University of Colorado researchers to commercialize new solid-state battery

Batteries

The University of Colorado Boulder (CU) has signed an agreement with Solid Power LLC, a spin-off company, to develop and commercialize a solid-state battery technology that has the potential to greatly improve EV range. Solid Power, founded by Se-Hee Lee and Conrad Stoldt, both associate professors of mechanical engineering, was recently awarded a $3.4 million grant from the DOE’s Advanced Research Projects Agency-Energy.

Engineers have long known that using lithium metal for an anode can dramatically increase a battery’s energy density. But using lithium metal, a highly reactive solid, in conjunction with a liquid electrolyte is hazardous because it increases the chance of a thermal runaway reaction.

Lee and Stoldt solved the safety concerns by eliminating the liquid electrolyte – they built an entirely solid-state battery that uses a ceramic electrolyte to separate the lithium metal anode from the cathode. Because their battery is safer, it requires less protective packaging, which could reduce the weight of the battery pack.

Researchers have been working on solid-state batteries for a couple of decades, but it has been hard to create a solid electrolyte that allowed ions to pass through it as easily as a liquid electrolyte.

“The problem has always been that solid electrolytes had very poor performance, making their use in rechargeable batteries impractical,” Stoldt said. “However, the last decade has seen a resurgence in the development of new solid electrolytes with ionic conductivities that rival their liquid counterparts.”

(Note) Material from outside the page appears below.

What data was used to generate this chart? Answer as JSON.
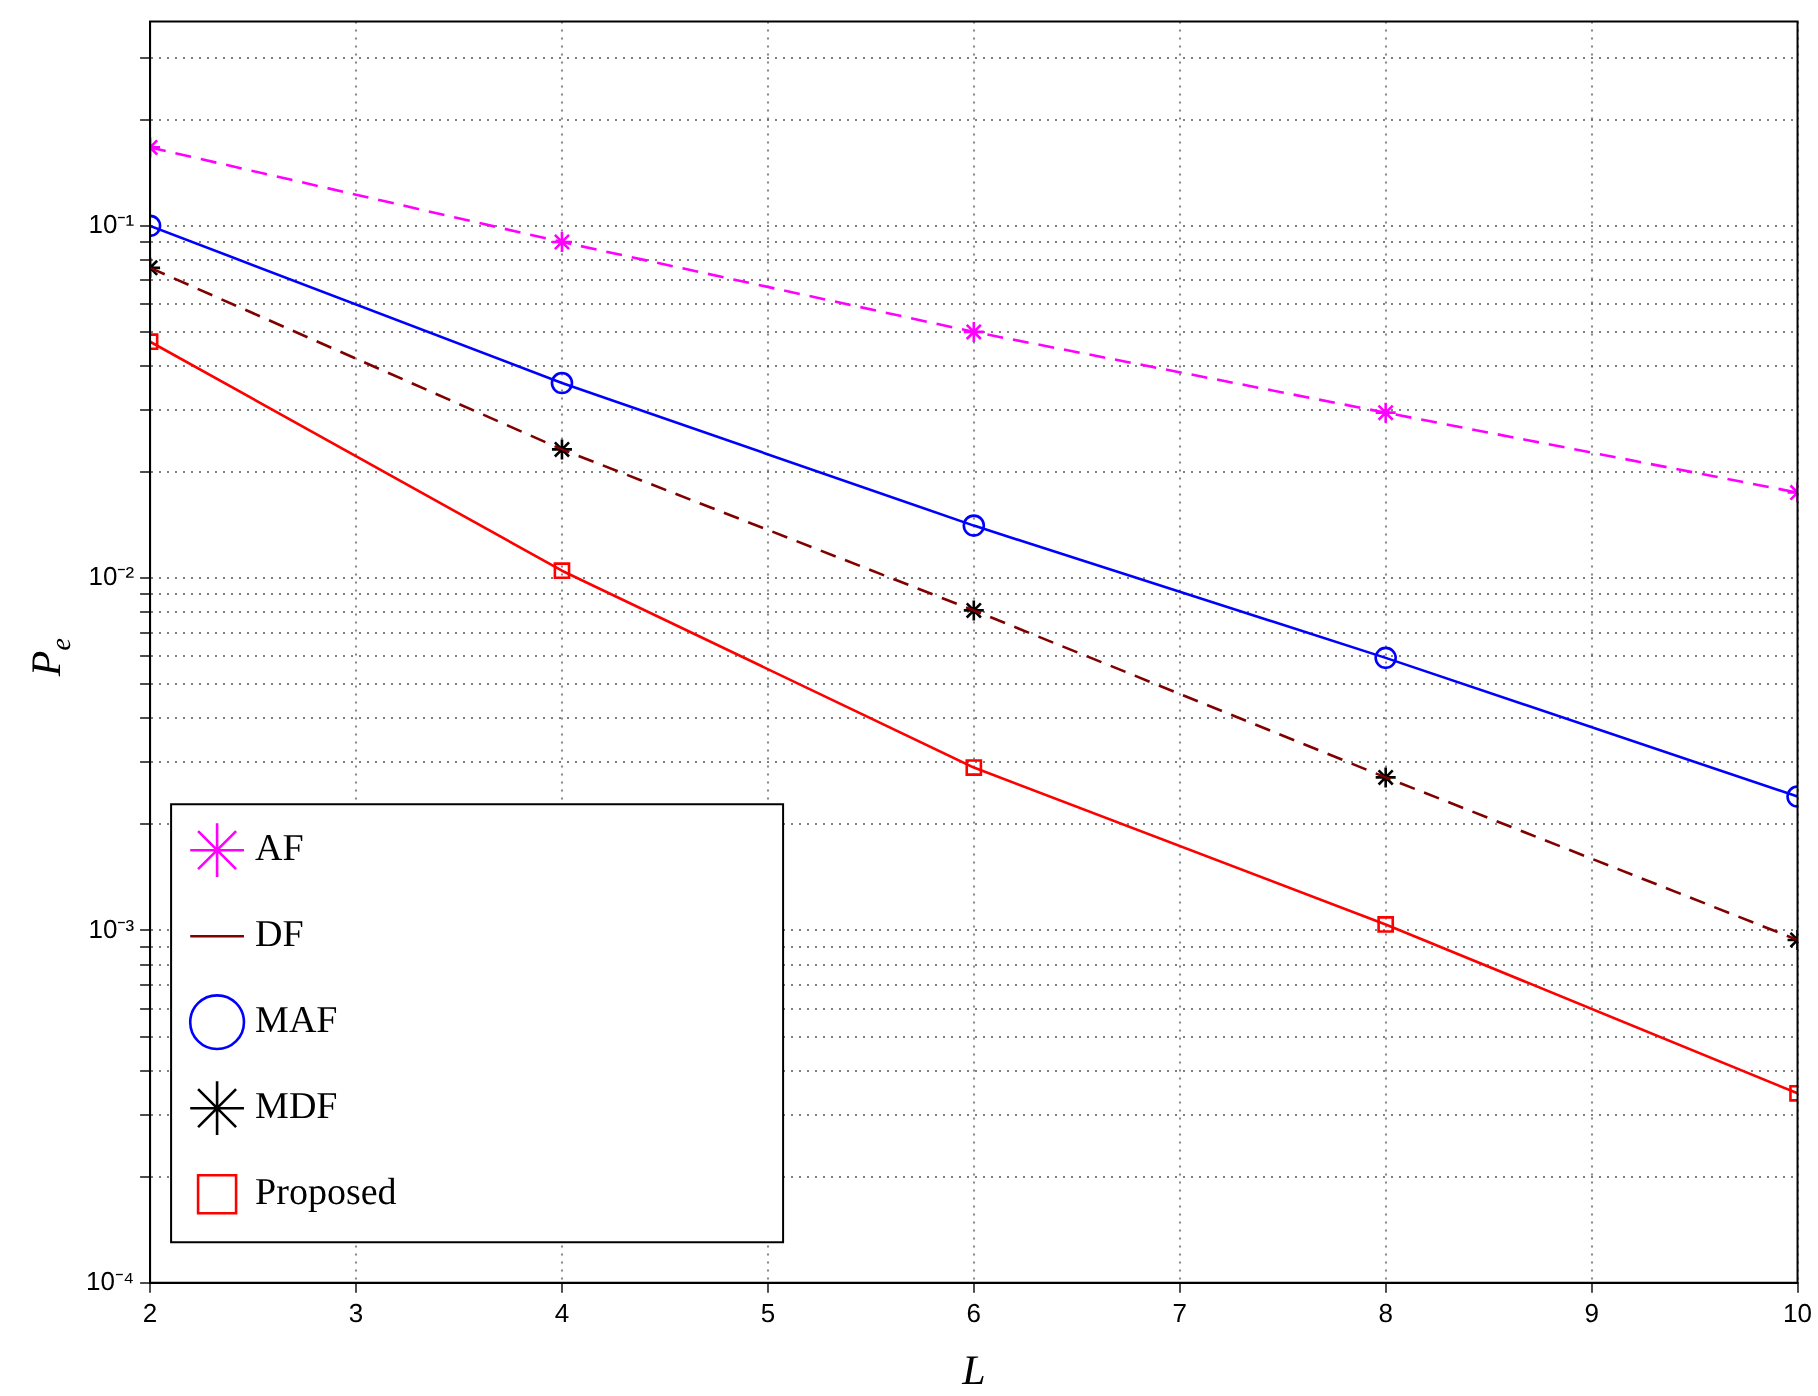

“The real innovation is an all-solid composite cathode that is based upon an iron-sulfur chemistry that we developed at CU,” Stoldt added. “This new, low-cost chemistry has a capacity that’s nearly 10 times greater than state-of-the-art cathodes.”

Last year, Lee and Stoldt partnered with product development expert Douglas Campbell to spin out Solid Power.

“We’re actively engaging industrial commercial partners to assist in commercialization and expect to have prototype products ready for in-field testing within 18 to 24 months,” said Campbell, Solid Power’s president.